Tuesday, December 22, 2015
Range Anxiety never goes away completely
The longer you drive your electric car the more you grow accustomed to how much energy it will consume along the routes you regularly drive. The occasional new route is usually no sweat because you already know your safe driving radius from your home. I know I can generally count on driving 4 miles per tick (out of 16) on the charge-level gauge, with each tick representing about 1KWh of charge. So, I can safely drive about 60 miles without much worry and still have a margin of about 4 miles remaining. My drive to work regularly uses up nine ticks, leaving me with six or so to run errands near home after work. Most places I’ll visit are within 5 miles of home, so this works out well. The problem comes when I start traveling unknown routes that extend to the range of my safe-driving radius, especially when a significant elevation change is involved.
The case-in-point happened last Mother’s Day (actually, the day before – to avoid the crowds). My siblings decided to treat mom to a picnic at one of the nearby wineries in the Saratoga foothills. Ordinarily, the trip from my house to the winery is about 16 miles, with the final 3 miles involving a significant climb in elevation. 32 miles round-trip is easy to do. But, it was my turn to bring along mom, so I had to drive first to her place (14 freeway miles) and then to the winery (10 miles), for a total distance of 48 miles round-trip. But, that morning I had to run an errand and used up 9 miles of charge already, making the total trip for one charge about 57 miles. Factoring in the uphill climb was starting to make me nervous about completing the trip. Fortunately, I had surface streets as backup options for the return trip home.
The trip went better than I had expected, thanks in part to two factors.
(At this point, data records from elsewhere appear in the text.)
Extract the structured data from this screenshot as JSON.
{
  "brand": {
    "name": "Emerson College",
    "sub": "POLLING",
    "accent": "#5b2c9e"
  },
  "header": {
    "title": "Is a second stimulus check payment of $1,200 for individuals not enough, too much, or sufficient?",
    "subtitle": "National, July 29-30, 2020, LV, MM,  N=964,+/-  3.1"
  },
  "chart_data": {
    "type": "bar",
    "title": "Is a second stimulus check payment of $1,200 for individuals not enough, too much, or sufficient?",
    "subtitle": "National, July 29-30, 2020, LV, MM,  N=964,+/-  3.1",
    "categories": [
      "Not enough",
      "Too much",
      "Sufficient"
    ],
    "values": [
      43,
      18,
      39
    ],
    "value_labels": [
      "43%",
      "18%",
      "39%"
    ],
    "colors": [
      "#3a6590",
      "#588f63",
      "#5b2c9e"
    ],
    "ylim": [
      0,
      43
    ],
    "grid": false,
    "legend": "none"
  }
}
First, my morning errand was done entirely on city streets, which uses about 20% less charge to drive the same distance. The second factor was more significant. I keep thinking like I did in my gasoline powered car … If I started my trip with 14 ticks on the gauge, I would need 7 remaining by the time I reach my destination or I might not make it home. As I was about a mile from the winery, the seventh tick cleared and I knew I would only narrowly make it home if I didn’t plan my driving carefully. But, I wouldn’t have to worry about that until after the picnic at the winery. Then, on the way home, the second factor kicked in. Driving three miles downhill give me back one tick on the charge gauge, meaning that I had an extra four miles I could drive, and I used nothing for those three miles – for a total of seven miles. (I’m telling you, it’s a mind game driving the hills in an electric car.) The end result is that I had two ticks remaining on the charge gauge when I pulled into my driveway, and I was even able to run to the local store and back for dinner supplies.